Каждый раз, видя Тонечку, Петр говорил себе, что она, аристократка и дочь герцога. Род жены уходил корнями к Вильгельму Завоевателю. Тонечка, комсомолка, и деликатный человек, никогда не напоминала мужу о своем происхождении, но Петр, несмотря на знание языков, любовь к опере, и умение разбираться в винах, чувствовал себя рядом с женой тем, кем и был, плебеем, сыном рабочего, внуком, как Петр предполагал, крепостного крестьянина. Ему не хотелось краснеть перед Тонечкой за мерзавца, дебошира и пьяницу, который, по несчастной случайности, оказался его братом, да еще и похожим, на Петра, как две капли воды.
Тонечке он объяснил, что Степана из Белоруссии перевели на север. Это было частью правды. Подонка, наконец-то, выгнали с треском из партии, и лишили орденов. Петр только знал, что Степана отправили куда-то за полярный круг. До самолетов брата не допускали, из-за алкоголизма и склонности к дракам.
– Пусть тихо спивается, – махнул рукой Воронов, – Володе такой родственник ни к чему… – Петр не стал интересоваться у брата, куда Степан дел заключенного контрреволюционера, и агента британской разведки, гражданина Горовица. Воронов не хотел разговаривать со Степаном, и даже видеть мерзавца, едва не разрушившего его карьеру.
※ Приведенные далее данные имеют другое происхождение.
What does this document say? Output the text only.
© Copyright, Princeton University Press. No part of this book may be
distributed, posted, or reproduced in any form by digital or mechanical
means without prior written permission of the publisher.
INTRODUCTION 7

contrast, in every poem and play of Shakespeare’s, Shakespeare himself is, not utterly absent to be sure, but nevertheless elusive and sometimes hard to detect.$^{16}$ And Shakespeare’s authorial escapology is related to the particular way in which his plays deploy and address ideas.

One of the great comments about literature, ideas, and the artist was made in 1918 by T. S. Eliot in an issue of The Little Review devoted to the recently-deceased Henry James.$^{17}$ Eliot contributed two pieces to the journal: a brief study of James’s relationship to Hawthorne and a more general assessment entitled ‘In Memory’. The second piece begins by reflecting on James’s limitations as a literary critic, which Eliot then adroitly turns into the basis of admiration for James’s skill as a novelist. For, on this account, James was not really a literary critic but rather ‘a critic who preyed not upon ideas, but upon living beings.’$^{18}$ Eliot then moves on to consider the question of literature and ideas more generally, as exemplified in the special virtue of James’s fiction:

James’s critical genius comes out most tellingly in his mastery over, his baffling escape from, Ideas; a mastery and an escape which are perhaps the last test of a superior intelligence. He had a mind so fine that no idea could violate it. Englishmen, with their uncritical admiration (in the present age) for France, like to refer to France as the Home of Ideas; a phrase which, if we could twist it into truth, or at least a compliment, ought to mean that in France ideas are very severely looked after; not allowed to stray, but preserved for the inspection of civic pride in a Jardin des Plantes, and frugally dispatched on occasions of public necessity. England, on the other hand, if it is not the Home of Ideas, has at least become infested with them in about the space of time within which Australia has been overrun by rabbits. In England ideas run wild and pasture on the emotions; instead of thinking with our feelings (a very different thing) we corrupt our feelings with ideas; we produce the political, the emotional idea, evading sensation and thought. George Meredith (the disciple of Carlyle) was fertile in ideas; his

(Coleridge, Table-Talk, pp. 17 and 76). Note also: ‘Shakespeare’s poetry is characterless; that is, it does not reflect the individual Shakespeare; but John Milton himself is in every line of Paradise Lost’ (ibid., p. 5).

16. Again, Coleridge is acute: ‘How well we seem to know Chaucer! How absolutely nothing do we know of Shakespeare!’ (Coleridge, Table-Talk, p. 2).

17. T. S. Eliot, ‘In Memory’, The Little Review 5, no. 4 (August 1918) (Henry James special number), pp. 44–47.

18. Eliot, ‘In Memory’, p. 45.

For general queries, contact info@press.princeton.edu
Наум Исаакович и Берия ничего о скандале не упоминали. Товарищ Сталин давно сказал, что сын за отца не отвечает, а брат за брата, тем более. Петру, все, равно, было неловко. Он понял, что Степана окрутила какая-то хорошенькая еврейка. Брат, поддавшись на ее уговоры, вытащил Горовица из тюрьмы. Раввин пропал без следа, Воронов не стал его искать. Он беспокоился не о судьбе Горовица, а о своем продвижении по службе. Петр воткнул гражданина в список расстрелянных в Каунасе контрреволюционеров.
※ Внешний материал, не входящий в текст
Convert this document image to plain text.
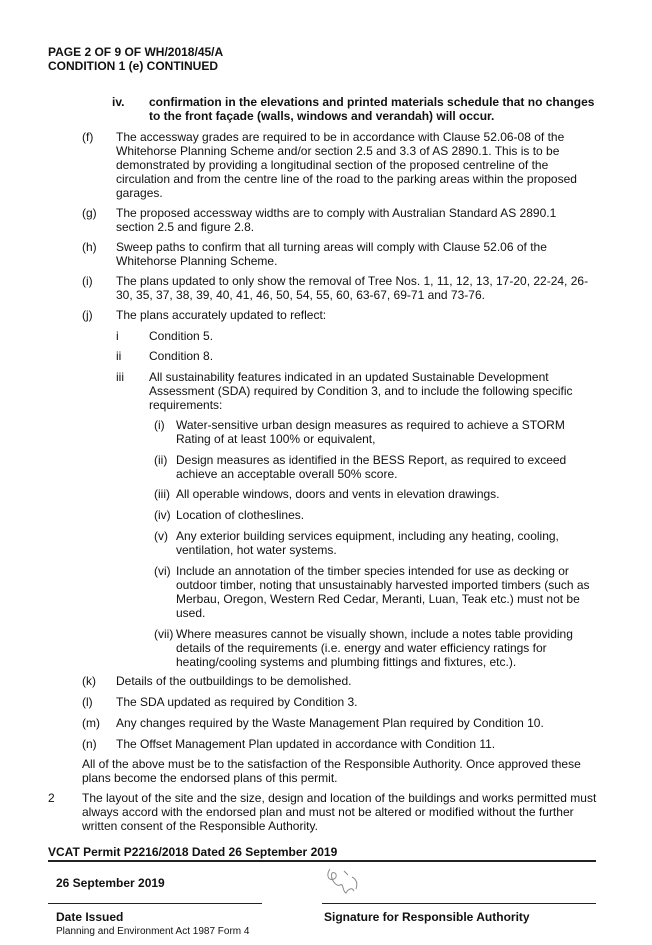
PAGE 2 OF 9 OF WH/2018/45/A
CONDITION 1 (e) CONTINUED
iv. confirmation in the elevations and printed materials schedule that no changes
to the front façade (walls, windows and verandah) will occur.
(f) The accessway grades are required to be in accordance with Clause 52.06-08 of the
Whitehorse Planning Scheme and/or section 2.5 and 3.3 of AS 2890.1. This is to be
demonstrated by providing a longitudinal section of the proposed centreline of the
circulation and from the centre line of the road to the parking areas within the proposed
garages.
(g) The proposed accessway widths are to comply with Australian Standard AS 2890.1
section 2.5 and figure 2.8.
(h) Sweep paths to confirm that all turning areas will comply with Clause 52.06 of the
Whitehorse Planning Scheme.
(i) The plans updated to only show the removal of Tree Nos. 1, 11, 12, 13, 17-20, 22-24, 26-
30, 35, 37, 38, 39, 40, 41, 46, 50, 54, 55, 60, 63-67, 69-71 and 73-76.
(j) The plans accurately updated to reflect:
i	Condition 5.
ii Condition 8.
iii All sustainability features indicated in an updated Sustainable Development
Assessment (SDA) required by Condition 3, and to include the following specific
requirements:
(i) Water-sensitive urban design measures as required to achieve a STORM
Rating of at least 100% or equivalent,
(ii) Design measures as identified in the BESS Report, as required to exceed
achieve an acceptable overall 50% score.
(iii) All operable windows, doors and vents in elevation drawings.
(iv) Location of clotheslines.
(v) Any exterior building services equipment, including any heating, cooling,
ventilation, hot water systems.
(vi) Include an annotation of the timber species intended for use as decking or
outdoor timber, noting that unsustainably harvested imported timbers (such as
Merbau, Oregon, Western Red Cedar, Meranti, Luan, Teak etc.) must not be
used.
(vii) Where measures cannot be visually shown, include a notes table providing
details of the requirements (i.e. energy and water efficiency ratings for
heating/cooling systems and plumbing fittings and fixtures, etc.).
(k) Details of the outbuildings to be demolished.
(l) The SDA updated as required by Condition 3.
(m) Any changes required by the Waste Management Plan required by Condition 10.
(n) The Offset Management Plan updated in accordance with Condition 11.
All of the above must be to the satisfaction of the Responsible Authority. Once approved these
plans become the endorsed plans of this permit.
2 The layout of the site and the size, design and location of the buildings and works permitted must
always accord with the endorsed plan and must not be altered or modified without the further
written consent of the Responsible Authority.
VCAT Permit P2216/2018 Dated 26 September 2019
26 September 2019
Date Issued
Planning and Environment Act 1987 Form 4
Signature for Responsible Authority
В кафе на углу рю Домбасль Петра узнавали. Хозяин варил кофе, как он любил, с молоком. Здесь обжарка оказалась лучше той, что подавали в пансионе. Обедал Петр в дешевом ресторане, по соседству, заказывая крок-месье, или салат. Стены пестрели афишами монпарнасских варьете, к потолку поднимался сизый, табачный дым. Биньямин поздно ложился, и не появлялся на улице до полудня. Воронов очинил карандаш серебряной точилкой. Закинув ногу на ногу, он принял от гарсона большую чашку, вдохнув горьковатый, острый аромат.
Наверху ожило радио:
– Доблестные летчики Люфтваффе сегодня утром начали атаки на военные базы и аэродромы Британии. Недалек час окончательной победы вермахта… – в блокнот Воронов заносил результаты слежки за Биньямином. Пока ничего подозрительного Петр не увидел. Он проводил глазами высокого, белокурого мужчину, на велосипеде. Рабочий носил куртку, испачканную краской, и суконную беретку. В плетеной корзине лежали банки, кисти, и мотки проволоки.
– Маляр, – зевнул Петр, приготовившись к очередному скучному дню.
Старый велосипед, на мраморном полу вестибюля апартаментов, в Сен-Жермен-де-Пре, выглядел незваным гостем. Плетеная корзина опустела, в ней остались только кисти. Банки, и бутылка темного стекла перекочевали на дубовый стол, на блистающей чистотой кухне. В развернутом листе коричневой упаковочной бумаги лежали мелкие гвозди, и обрезки проволоки. Пахло кофе, табаком, и чем-то химическим, слабо, но довольно неприятно. На стуле стоял потрепанный, кожаный саквояж. Длинные пальцы, в пятнах от краски, порхали над открытой, жестяной банкой.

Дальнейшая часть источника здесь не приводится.